- 2007.10.20
- インタビュー・対談
「走る」ことを軸にした僕の個人史(メモワール)
五十嵐 文生 (朝日新聞社ジャーナリスト学校主任研究員)
『走ることについて語るときに僕の語ること』 (村上春樹 著)
――今日も走ってこられたんですか。
さっきプールに行って1600メートル、泳いできました。今日みたいに暑くて湿気の多い日に走ると消耗が激しいんです(九月十九日)。特に都会では厳しいですね。郊外にある自宅にいるときは少々暑くても走ります。都心と違って朝夕は気持ちいいから。週に四日ぐらい走ってあとは泳いでますね。

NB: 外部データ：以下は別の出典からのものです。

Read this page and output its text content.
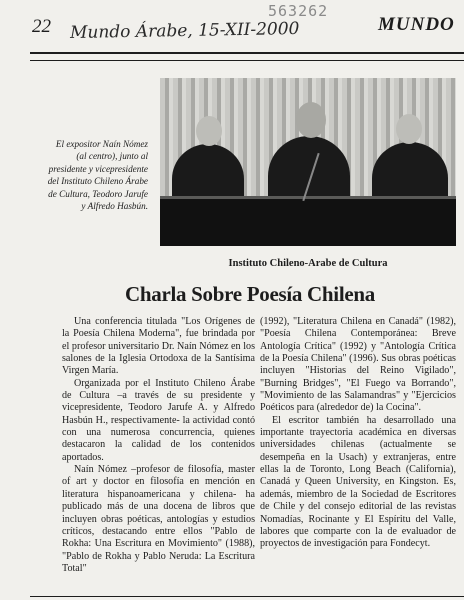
22 Mundo Árabe, 15-XII-2000
563262
MUNDO
El expositor Naín Nómez (al centro), junto al presidente y vicepresidente del Instituto Chileno Árabe de Cultura, Teodoro Jarufe y Alfredo Hasbún.
Instituto Chileno-Arabe de Cultura
Charla Sobre Poesía Chilena

Una conferencia titulada "Los Orígenes de la Poesía Chilena Moderna", fue brindada por el profesor universitario Dr. Naín Nómez en los salones de la Iglesia Ortodoxa de la Santísima Virgen María.

Organizada por el Instituto Chileno Árabe de Cultura –a través de su presidente y vicepresidente, Teodoro Jarufe A. y Alfredo Hasbún H., respectivamente- la actividad contó con una numerosa concurrencia, quienes destacaron la calidad de los contenidos aportados.

Naín Nómez –profesor de filosofía, master of art y doctor en filosofía en mención en literatura hispanoamericana y chilena- ha publicado más de una docena de libros que incluyen obras poéticas, antologías y estudios críticos, destacando entre ellos "Pablo de Rokha: Una Escritura en Movimiento" (1988), "Pablo de Rokha y Pablo Neruda: La Escritura Total"

(1992), "Literatura Chilena en Canadá" (1982), "Poesía Chilena Contemporánea: Breve Antología Crítica" (1992) y "Antología Crítica de la Poesía Chilena" (1996). Sus obras poéticas incluyen "Historias del Reino Vigilado", "Burning Bridges", "El Fuego va Borrando", "Movimiento de las Salamandras" y "Ejercicios Poéticos para (alrededor de) la Cocina".

El escritor también ha desarrollado una importante trayectoria académica en diversas universidades chilenas (actualmente se desempeña en la Usach) y extranjeras, entre ellas la de Toronto, Long Beach (California), Canadá y Queen University, en Kingston. Es, además, miembro de la Sociedad de Escritores de Chile y del consejo editorial de las revistas Nomadías, Rocinante y El Espíritu del Valle, labores que comparte con la de evaluador de proyectos de investigación para Fondecyt.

――以前、「村上朝日堂」のホームページで村上さんがインタビューに答えて、「朝17キロ走りました。昼1500メートル泳いで夕方また13キロ走りました。今日はちょっと特別です」と書かれてるんですが。
それは本当に特別です。毎日そんなにやってたらもちませんよ。時間もないし。いまはだいたい一日に五十分から一時間、距離にすると8キロから10キロです。
――走り始めて二十五年になりますが、こんなに長く続けられると思っていましたか。
二十五年先みたいなことまでは考えてなかったですね。ただ、好きなことなので自分の性格からいって、けっこう長くつづけていくだろうなとは思ってました。小説を書き始めたのと同じで、走るのもわりにすんなり自然体で始めましたから。性格にあわないことって長くは続けられませんよね。
学校の体育で笛の合図で何かやらされるみたいなのは嫌いだったけど、走るのは苦にならなかった。高校は神戸だったんですが、学校の行事に六甲山の尾根を10キロほど走るというのがあって、これがなぜか男子だけで女子は沿道からの応援、ほかの男子が通ると「頑張って」っていうのに、僕のときはなぜか「村上君、無理しないで」と声がかかる。別に無理してなかったんだけど(笑)。まあ、スポーツ少年というイメージじゃなかったから。
――なぜマラソンなのでしょうか。
日常的に走り始めたのは、『羊をめぐる冒険』を書き終えた直後くらいです。専業小説家としてやっていくことを決心した、三十三歳のときでした。デスクワークですから、身体を鍛えなくちゃと思って始めました。体重管理のこともあったし。
走るのを選んだのは、スポーツの選択肢としてほかになかったということもあります。千葉の習志野に住んでいたんですが、今は知らないけど当時はとにかく田舎で、気のきいたジムなんてどこにもない。だけど道路だけはありました。それから近くに大学のグラウンドがあって、朝早く400メートル・トラックを走らせてもらったり。